Zittingsplaats Middelburg
Bestuursrecht
zaaknummer: NL18.10101
proces-verbaal van de mondelinge uitspraak van de enkelvoudige kamer in de zaak tussen

[naam] , eiser

(gemachtigde: mr. M.C. Heijnneman),
en

de Staatssecretaris van Justitie en Veiligheid, verweerder

(gemachtigde: mr. S.H.M. Maas).

ProcesverloopBij besluit van 28 mei 2018 (het bestreden besluit) heeft verweerder eisers asielaanvraag afgewezen als kennelijk ongegrond.

Eiser heeft tegen het bestreden besluit beroep ingesteld.
Het onderzoek ter zitting heeft, samen met de behandeling van de zaak met nummer NL18.10102, plaatsgevonden op 3 juli 2018. Eiser en verweerder hebben zich laten vertegenwoordigen door hun gemachtigde. Na afloop van de behandeling van de zaak ter zitting heeft de rechtbank onmiddellijk mondeling uitspraak gedaan.

Beslissing

De rechtbank verklaart het beroep niet-ontvankelijk.

Overwegingen

1. Bij brief van 29 juni 2018 heeft verweerder de rechtbank meegedeeld dat eiser met onbekende bestemming is vertrokken.
2. Eisers gemachtigde heeft desgevraagd ter zitting niet bevestigend kunnen antwoorden op de vraag of hij nog in contact staat met zijn cliënt.

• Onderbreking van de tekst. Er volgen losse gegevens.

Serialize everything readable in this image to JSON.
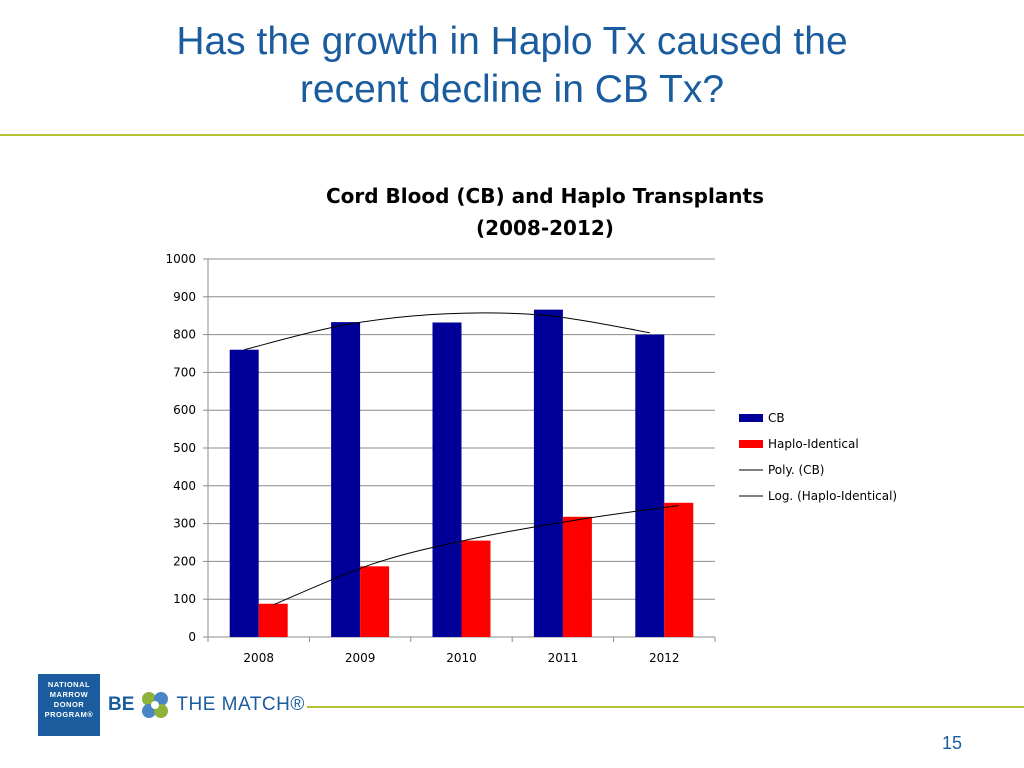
{
  "slide": {
    "title_line1": "Has the growth in Haplo Tx caused the",
    "title_line2": "recent decline in CB Tx?",
    "page_number": "15"
  },
  "logos": {
    "nmdp_lines": [
      "NATIONAL",
      "MARROW",
      "DONOR",
      "PROGRAM®"
    ],
    "btm_be": "BE",
    "btm_match": "THE MATCH®"
  },
  "colors": {
    "title": "#1a5c9e",
    "accent_rule": "#b5c234",
    "cb": "#000099",
    "haplo": "#ff0000",
    "trend": "#000000"
  },
  "chart_data": {
    "type": "bar",
    "title_line1": "Cord Blood (CB) and Haplo Transplants",
    "title_line2": "(2008-2012)",
    "categories": [
      "2008",
      "2009",
      "2010",
      "2011",
      "2012"
    ],
    "series": [
      {
        "name": "CB",
        "values": [
          760,
          833,
          832,
          866,
          800
        ]
      },
      {
        "name": "Haplo-Identical",
        "values": [
          88,
          187,
          255,
          318,
          355
        ]
      }
    ],
    "trendlines": [
      {
        "name": "Poly. (CB)",
        "type": "polynomial",
        "values": [
          760,
          826,
          855,
          850,
          805
        ]
      },
      {
        "name": "Log. (Haplo-Identical)",
        "type": "logarithmic",
        "values": [
          85,
          195,
          262,
          310,
          348
        ]
      }
    ],
    "ylim": [
      0,
      1000
    ],
    "yticks": [
      0,
      100,
      200,
      300,
      400,
      500,
      600,
      700,
      800,
      900,
      1000
    ],
    "grid": true,
    "legend": "right"
  }
}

Wel heeft hij aangevoerd dat nog sprake is van procesbelang omdat eiser kennis wenst te nemen van een inhoudelijke uitspraak in het geval hij een opvolgende asielaanvraag zou willen indienen.
3. De rechtbank is van oordeel dat uit het feit dat eiser met onbekende bestemming is vertrokken alsmede het feit dat hij geen contact meer onderhoudt met zijn gemachtigde moet worden afgeleid dat eiser niet langer prijs stelt op toelating tot Nederland. Om die reden dient het beroep niet-ontvankelijk te worden verklaard wegens gebrek aan procesbelang. Dat eiser mogelijk in de toekomst een opvolgende asielaanvraag wil indienen, levert geen procesbelang op.
4. Voor een proceskostenveroordeling bestaat geen aanleiding.
De beslissing is in het openbaar uitgesproken door mr. J.F.I. Sinack, rechter, in aanwezigheid van mr. A.S. Hamans, griffier, op 3 juli 2018.
Dit proces-verbaal is digitaal ondertekend en bekendgemaakt op:
Rechtsmiddel
Tegen deze uitspraak kan hoger beroep worden ingesteld bij de Afdeling bestuursrechtspraak van de Raad van State binnen één week na de dag van bekendmaking van dit proces-verbaal. Als hoger beroep is ingesteld, kan bij de voorzieningenrechter van de hogerberoepsrechter worden verzocht om het treffen van een voorlopige voorziening.